Sunday, September 26, 2021

Lancashire folk horror - a dark place

Last year, as we lurched into lockdown and I was task-avoiding the final flourish on writing my thesis, I got absorbed in folk horror. It sort of coincided with a ratcheting-up of my enthusiasm for fell walking and discovering the countryside. 

Maybe it was the shrinking of our world to what was within reach that made me deeply yearn for what lay beyond. My morning walk and cycle ride saw me become fascinated with things that hadn't caught my attention - a disused piece of farm machinery became my companion and I would stop and speak to it every day, an emotional crutch and a recipient of dark thoughts. I even gave her a name - Darkness. I would also seek out abandoned barns and remote dwellings, sometimes off the beaten track, but also sometimes just tucked away, and let us remember here, they all had a Greater Manchester postcode.

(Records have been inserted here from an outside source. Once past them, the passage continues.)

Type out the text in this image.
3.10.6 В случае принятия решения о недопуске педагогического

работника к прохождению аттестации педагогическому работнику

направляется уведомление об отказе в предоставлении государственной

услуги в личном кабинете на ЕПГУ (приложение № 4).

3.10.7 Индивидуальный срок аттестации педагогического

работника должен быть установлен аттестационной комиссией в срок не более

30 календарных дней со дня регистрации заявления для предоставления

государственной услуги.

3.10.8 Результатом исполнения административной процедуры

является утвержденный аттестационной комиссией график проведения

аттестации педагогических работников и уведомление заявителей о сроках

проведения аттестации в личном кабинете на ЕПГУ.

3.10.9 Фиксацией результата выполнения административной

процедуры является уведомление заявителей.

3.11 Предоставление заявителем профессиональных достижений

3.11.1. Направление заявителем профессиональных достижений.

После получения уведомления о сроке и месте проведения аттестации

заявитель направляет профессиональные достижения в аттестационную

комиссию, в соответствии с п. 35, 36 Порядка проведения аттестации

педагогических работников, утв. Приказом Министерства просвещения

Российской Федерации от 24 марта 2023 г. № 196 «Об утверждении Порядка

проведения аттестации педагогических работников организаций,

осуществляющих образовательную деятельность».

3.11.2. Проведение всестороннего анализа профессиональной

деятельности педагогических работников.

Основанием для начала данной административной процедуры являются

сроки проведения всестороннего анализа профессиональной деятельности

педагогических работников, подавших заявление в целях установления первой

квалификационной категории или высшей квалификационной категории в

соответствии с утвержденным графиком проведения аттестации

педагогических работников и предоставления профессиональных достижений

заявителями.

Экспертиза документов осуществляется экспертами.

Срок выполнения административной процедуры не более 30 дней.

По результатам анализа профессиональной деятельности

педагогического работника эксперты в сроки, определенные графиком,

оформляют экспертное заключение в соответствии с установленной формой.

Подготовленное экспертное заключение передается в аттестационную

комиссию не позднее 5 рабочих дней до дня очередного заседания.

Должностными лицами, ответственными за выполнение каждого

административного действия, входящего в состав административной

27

I'll lay my cards on the table. Folk horror is a sometimes shocking but always dramatic film genre, never passive, never unchallenging, I can take it in small doses, but horror still works better in film than in literary fiction. The origin story starts with Michael Reeves’ Witchfinder General (1968), Piers Haggard’s Blood on Satan’s Claw (1971) and Robin Hardy’s The Wicker Man (1973) but the most shocking modern film that can trace a line back - particularly to the latter classic - is Midsommar (2019), directed by Ari Aster, also responsible for the seriously terrifying Hereditary (2018).

Here's the thing though, seeing something grotesque, otherworldly and weird is terrifying and the tricks of light and sound make it all-consuming. Reading about it is just a bit odd, but far harder to accomplish as a writer. 

I say this because in fairly short order I read all three of Lancashire writer Andrew Michael Hurley's novels - the Loney, Devil's Day and Starve Acre. What I liked about all three were the dramatic descriptions of place. All three were set in locations I know a little of - the Lune Estuary, the Trough of Bowland and, less so, the Yorkshire Moors. Life feels hard for all of the characters in them, the plots are all tight, odd, and well-paced. Hurley told my friend, the writer Mark Sutcliffe, that the greatest compliment he could receive would be that if you felt you were there, in the mud, on the moors and feeling the rain, then he's done his job. I'd agree with that, and he is very, very good at atmospheric descriptive writing.

Yes, there's a but coming. 

I couldn't quite buy the supernatural elements, yet in each story they are the things I remembered most vividly, and it's what gives me the shivers. I wonder out loud whether stripping them out would make them well-told thrillers, worthy of something a writer of the output and pedigree of Val McDiarmuid would do, but otherwise just bleak Northern noir. 

I note that Hurley has a contribution to a horror collection out soon, and maybe, just maybe, a writer of his skill and growing confidence could win me over to the deeply weird and the terrifyingly eerie.